Taking a look at the company's dividend growth, its current annualized dividend of $3.44 is up 6.2% from last year. Eaton has increased its dividend 5 times on a year-over-year basis over the last 5 years for an average annual increase of 4.70%. Looking ahead, future dividend growth will be dependent on earnings growth and payout ratio, which is the proportion of a company's annual earnings per share that it pays out as a dividend. Right now, Eaton's payout ratio is 43%, which means it paid out 43% of its trailing 12-month EPS as dividend.

ETN is expecting earnings to expand this fiscal year as well. The Zacks Consensus Estimate for 2023 is $8.24 per share, which represents a year-over-year growth rate of 8.85%.

Bottom Line

From greatly improving stock investing profits and reducing overall portfolio risk to providing tax advantages, investors like dividends for a variety of different reasons. However, not all companies offer a quarterly payout.

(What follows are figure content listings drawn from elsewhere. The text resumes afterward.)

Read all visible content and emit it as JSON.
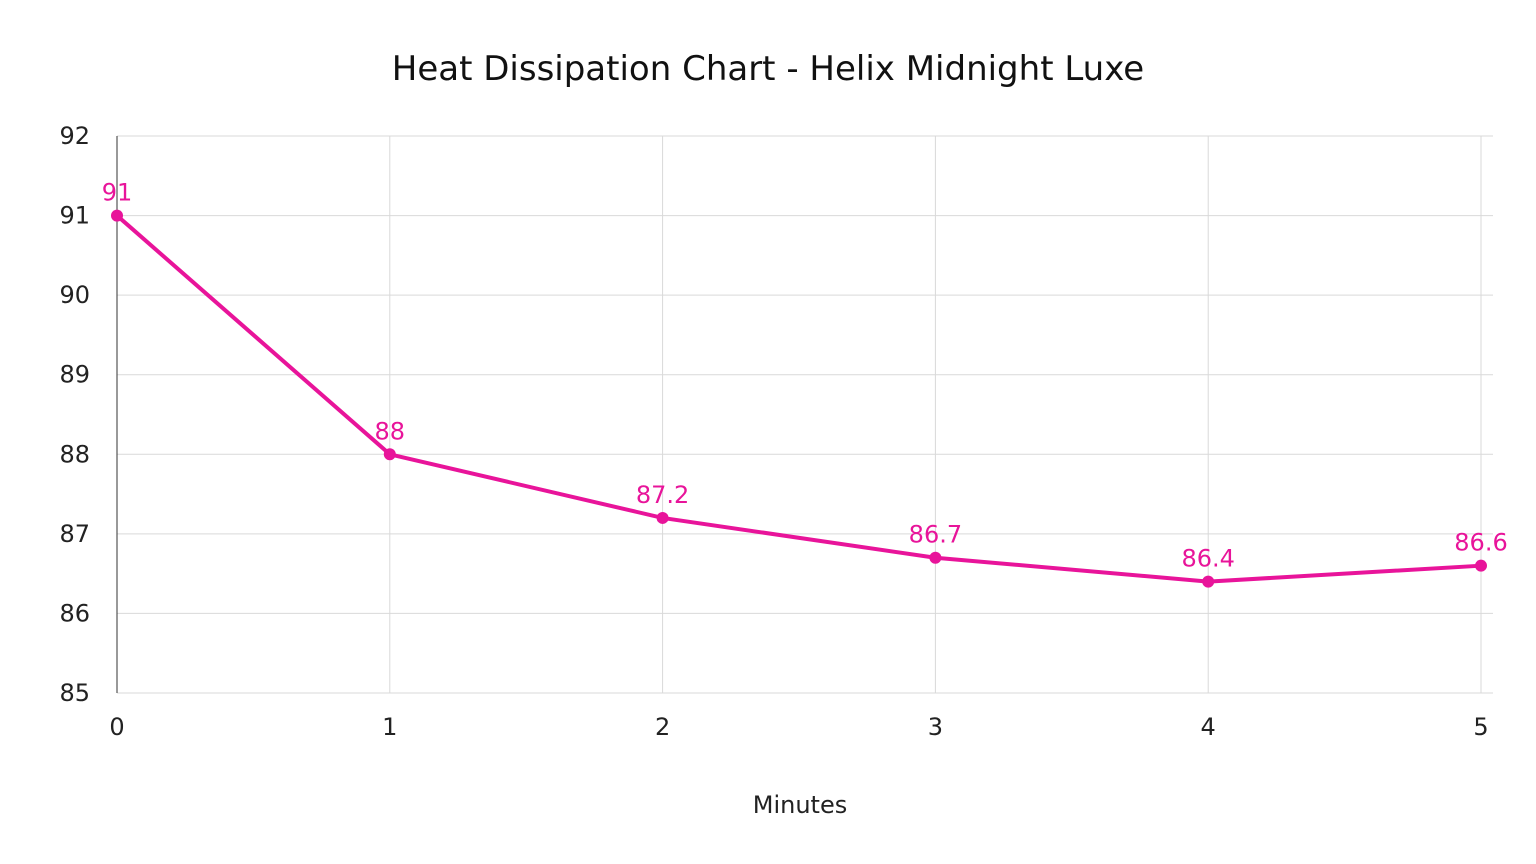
{
  "chart_data": {
    "type": "line",
    "title": "Heat Dissipation Chart - Helix Midnight Luxe",
    "xlabel": "Minutes",
    "ylabel": "",
    "x": [
      0,
      1,
      2,
      3,
      4,
      5
    ],
    "x_tick_labels": [
      "0",
      "1",
      "2",
      "3",
      "4",
      "5"
    ],
    "y_tick_labels": [
      "85",
      "86",
      "87",
      "88",
      "89",
      "90",
      "91",
      "92"
    ],
    "ylim": [
      85,
      92
    ],
    "xlim": [
      0,
      5
    ],
    "grid": true,
    "legend": "none",
    "series": [
      {
        "values": [
          91,
          88,
          87.2,
          86.7,
          86.4,
          86.6
        ],
        "labels": [
          "91",
          "88",
          "87.2",
          "86.7",
          "86.4",
          "86.6"
        ],
        "color": "#e8149a"
      }
    ]
  }
}
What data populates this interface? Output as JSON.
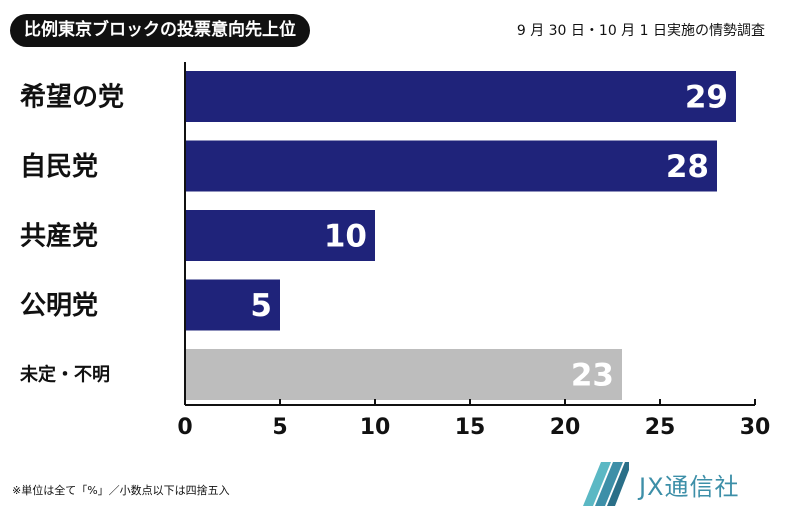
{
  "header": {
    "title": "比例東京ブロックの投票意向先上位",
    "subtitle": "9 月 30 日・10 月 1 日実施の情勢調査"
  },
  "chart_data": {
    "type": "bar",
    "orientation": "horizontal",
    "categories": [
      "希望の党",
      "自民党",
      "共産党",
      "公明党",
      "未定・不明"
    ],
    "values": [
      29,
      28,
      10,
      5,
      23
    ],
    "data_labels": [
      "29",
      "28",
      "10",
      "5",
      "23"
    ],
    "colors": [
      "#1f237a",
      "#1f237a",
      "#1f237a",
      "#1f237a",
      "#bdbdbd"
    ],
    "xlim": [
      0,
      30
    ],
    "ticks": [
      0,
      5,
      10,
      15,
      20,
      25,
      30
    ],
    "tick_labels": [
      "0",
      "5",
      "10",
      "15",
      "20",
      "25",
      "30"
    ],
    "grid": false,
    "legend": "none"
  },
  "footer": {
    "note": "※単位は全て「%」／小数点以下は四捨五入",
    "brand": "JX通信社",
    "brand_color": "#3d8fa8"
  }
}
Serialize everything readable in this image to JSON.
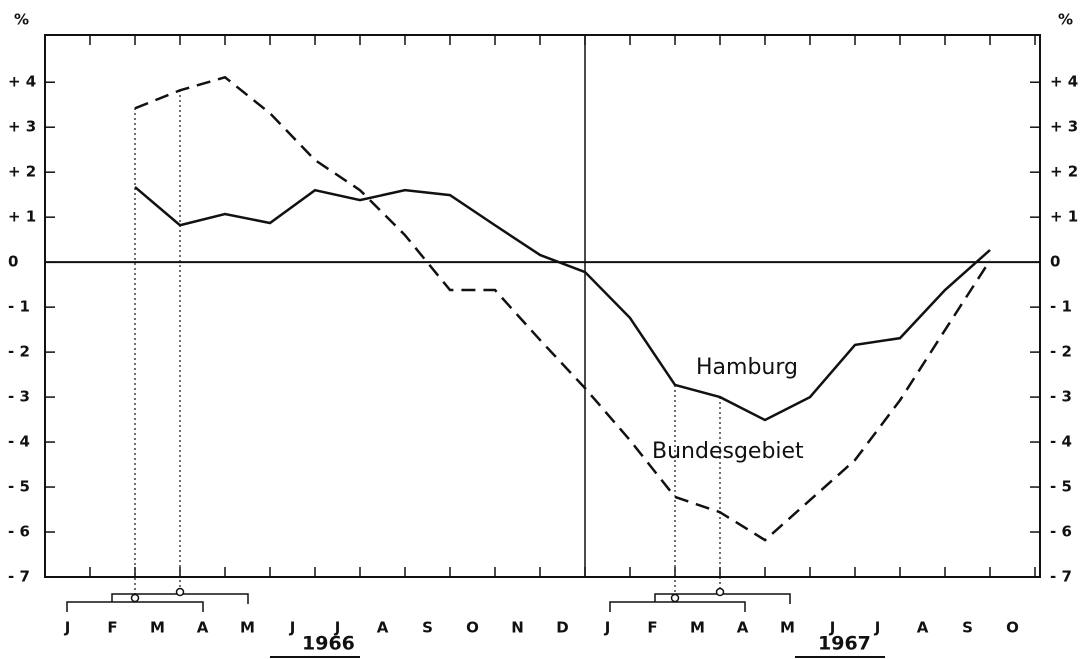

High-growth firms or tech start-ups, for example, rarely provide their shareholders a dividend, while larger, more established companies that have more secure profits are often seen as the best dividend options. Income investors have to be mindful of the fact that high-yielding stocks tend to struggle during periods of rising interest rates. With that in mind, ETN is a compelling investment opportunity. Not only is it a strong dividend play, but the stock currently sits at a Zacks Rank of 3 (Hold).